Há ainda uma segunda contradição, de ordem simbólica, levantada em editorial recente do próprio BNLData: em 2025, as loterias da Caixa devolveram R$ 13,2 bilhões à sociedade por meio de destinações sociais, enquanto os operadores de bets devolveram R$ 14,45 bilhões aos cofres públicos em tributos — uma cifra superior. Ainda assim, apenas um dos dois é tratado como vilão pela sociedade, pelos atores políticos, pela mídia e até pelo presidente da República.

Por que o discurso persiste mesmo contrariando os dados

A pesquisa não diz que o eleitor gosta das bets — diz que ele não vota nisso.
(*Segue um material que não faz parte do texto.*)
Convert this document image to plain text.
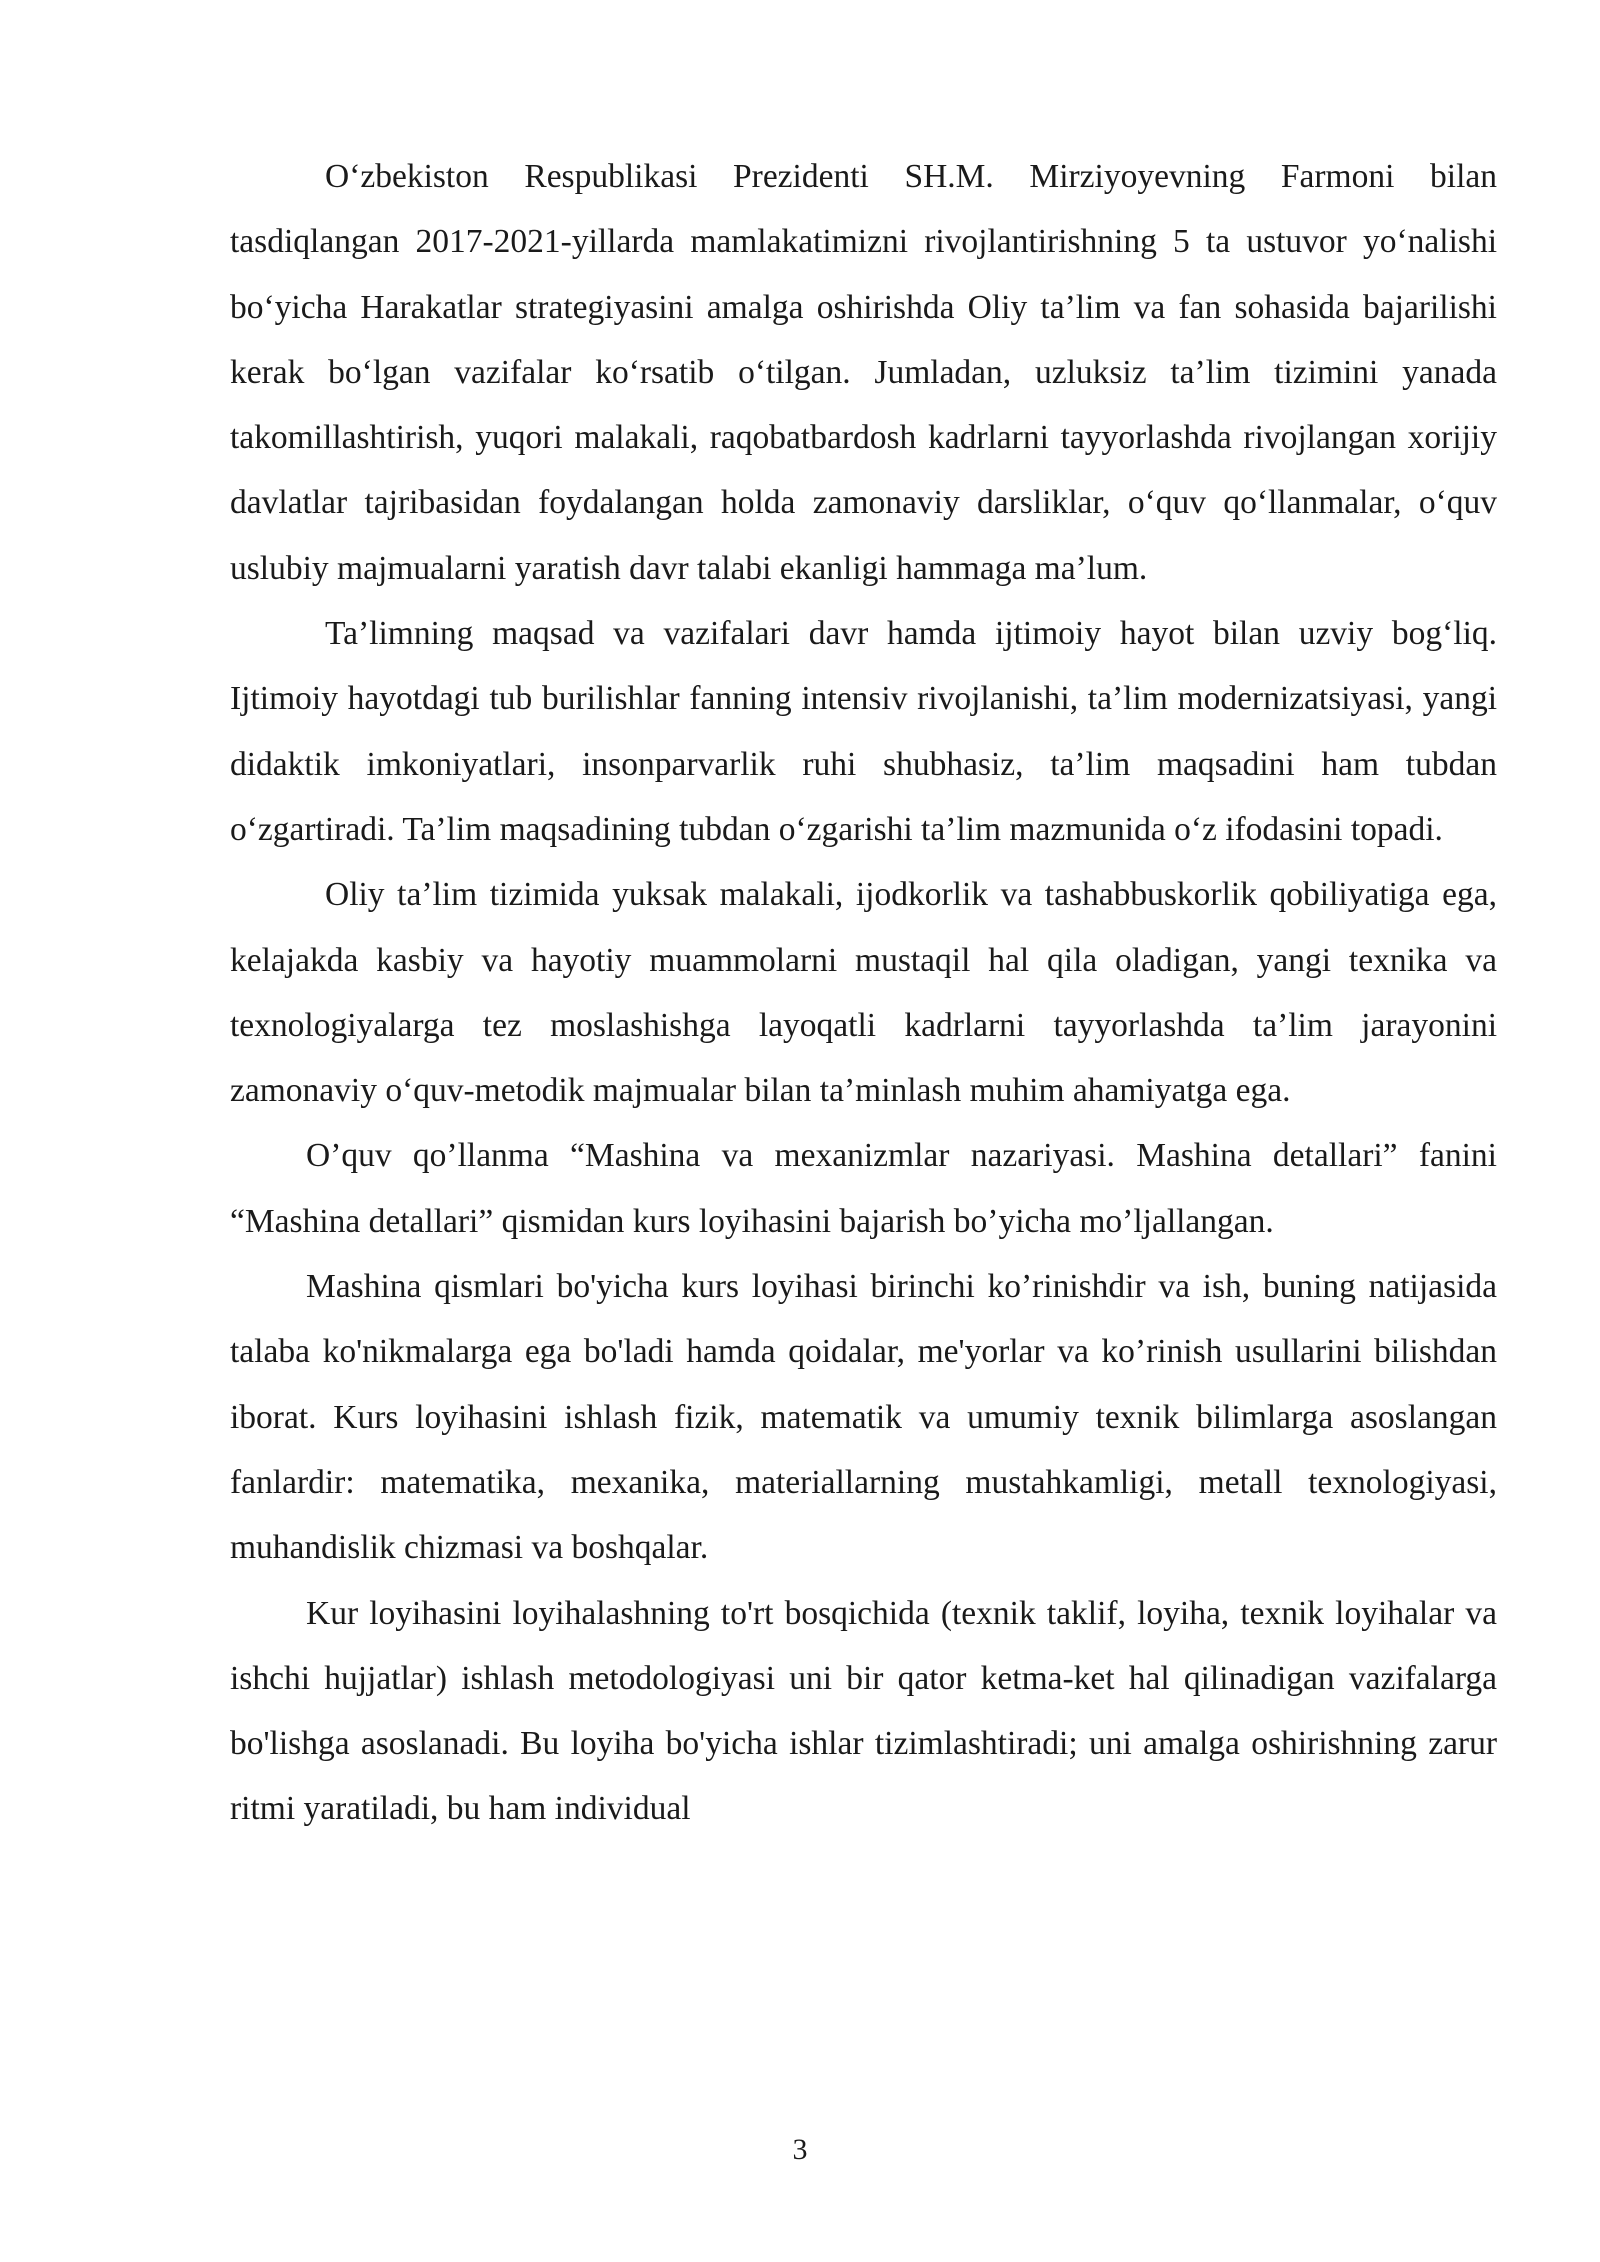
O‘zbekiston Respublikasi Prezidenti SH.M. Mirziyoyevning Farmoni bilan tasdiqlangan 2017-2021-yillarda mamlakatimizni rivojlantirishning 5 ta ustuvor yo‘nalishi bo‘yicha Harakatlar strategiyasini amalga oshirishda Oliy ta’lim va fan sohasida bajarilishi kerak bo‘lgan vazifalar ko‘rsatib o‘tilgan. Jumladan, uzluksiz ta’lim tizimini yanada takomillashtirish, yuqori malakali, raqobatbardosh kadrlarni tayyorlashda rivojlangan xorijiy davlatlar tajribasidan foydalangan holda zamonaviy darsliklar, o‘quv qo‘llanmalar, o‘quv uslubiy majmualarni yaratish davr talabi ekanligi hammaga ma’lum.

Ta’limning maqsad va vazifalari davr hamda ijtimoiy hayot bilan uzviy bog‘liq. Ijtimoiy hayotdagi tub burilishlar fanning intensiv rivojlanishi, ta’lim modernizatsiyasi, yangi didaktik imkoniyatlari, insonparvarlik ruhi shubhasiz, ta’lim maqsadini ham tubdan o‘zgartiradi. Ta’lim maqsadining tubdan o‘zgarishi ta’lim mazmunida o‘z ifodasini topadi.

Oliy ta’lim tizimida yuksak malakali, ijodkorlik va tashabbuskorlik qobiliyatiga ega, kelajakda kasbiy va hayotiy muammolarni mustaqil hal qila oladigan, yangi texnika va texnologiyalarga tez moslashishga layoqatli kadrlarni tayyorlashda ta’lim jarayonini zamonaviy o‘quv-metodik majmualar bilan ta’minlash muhim ahamiyatga ega.

O’quv qo’llanma “Mashina va mexanizmlar nazariyasi. Mashina detallari” fanini “Mashina detallari” qismidan kurs loyihasini bajarish bo’yicha mo’ljallangan.

Mashina qismlari bo'yicha kurs loyihasi birinchi ko’rinishdir va ish, buning natijasida talaba ko'nikmalarga ega bo'ladi hamda qoidalar, me'yorlar va ko’rinish usullarini bilishdan iborat. Kurs loyihasini ishlash fizik, matematik va umumiy texnik bilimlarga asoslangan fanlardir: matematika, mexanika, materiallarning mustahkamligi, metall texnologiyasi, muhandislik chizmasi va boshqalar.

Kur loyihasini loyihalashning to'rt bosqichida (texnik taklif, loyiha, texnik loyihalar va ishchi hujjatlar) ishlash metodologiyasi uni bir qator ketma-ket hal qilinadigan vazifalarga bo'lishga asoslanadi. Bu loyiha bo'yicha ishlar tizimlashtiradi; uni amalga oshirishning zarur ritmi yaratiladi, bu ham individual

3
São coisas diferentes, e a diferença importa para entender por que candidatos continuam investindo na pauta mesmo sem retorno eleitoral comprovado:

Consenso de baixo risco

Atacar as bets é uma posição que não custa apoio de nenhum grupo relevante identificado na pesquisa — nenhuma segmentação demográfica mostrou reação contrária significativa. Um discurso sem custo político aparente tende a ser repetido mesmo com ganho marginal, porque o pior cenário (12% de rejeição) ainda é menor que o de qualquer pauta genuinamente polarizadora.

Sinalização para bases específicas, não para a maioria

Embora a média nacional mostre indiferença, é possível que o tema tenha peso desproporcional dentro de nichos organizados — igrejas evangélicas, movimentos de defesa do consumidor, entidades de saúde mental —, que pautam a cobertura midiática e a pressão política mesmo sem representar a maioria do eleitorado.

Percepção de crise x comportamento eleitoral

O fato de 86,7% enxergarem as bets como nocivas cria um ambiente de opinião pública favorável ao discurso duro, mesmo que essa mesma opinião não se converta em critério de escolha de candidato — as pessoas podem reprovar as apostas e, ainda assim, decidir seu voto por completo em outros fatores (emprego, segurança, saúde).

Pressão de pesquisas internas de curto prazo

O caso do Planalto, que reportagens do BNLData associam à queda de popularidade do presidente, sugere que o cálculo eleitoral por trás do endurecimento do discurso é mais sobre gestão de imagem em um momento de fragilidade do que sobre evidência de ganho de voto líquido.

O alerta aos candidatos

A tese é simples e os números a sustentam: demonizar as bets não é uma estratégia eleitoral vencedora — é, na melhor das hipóteses, neutra, e carrega um custo fiscal e regulatório real que nenhum candidato até agora quantificou publicamente. Prometer proibição total sem explicar de onde viria a reposição de R$ 12,2 bilhões em arrecadação é uma lacuna que a cobertura jornalística — e, eventualmente, o próprio eleitor mais atento — tende a cobrar assim que a promessa de campanha precisar virar política de governo.

Para o eleitorado, o discurso anti-bets rende, no máximo, indiferença. Para o caixa público, rende um buraco fiscal ainda sem solução apresentada. Números não mentem — e, ao que tudo indica, também não se emocionam com discurso de palanque.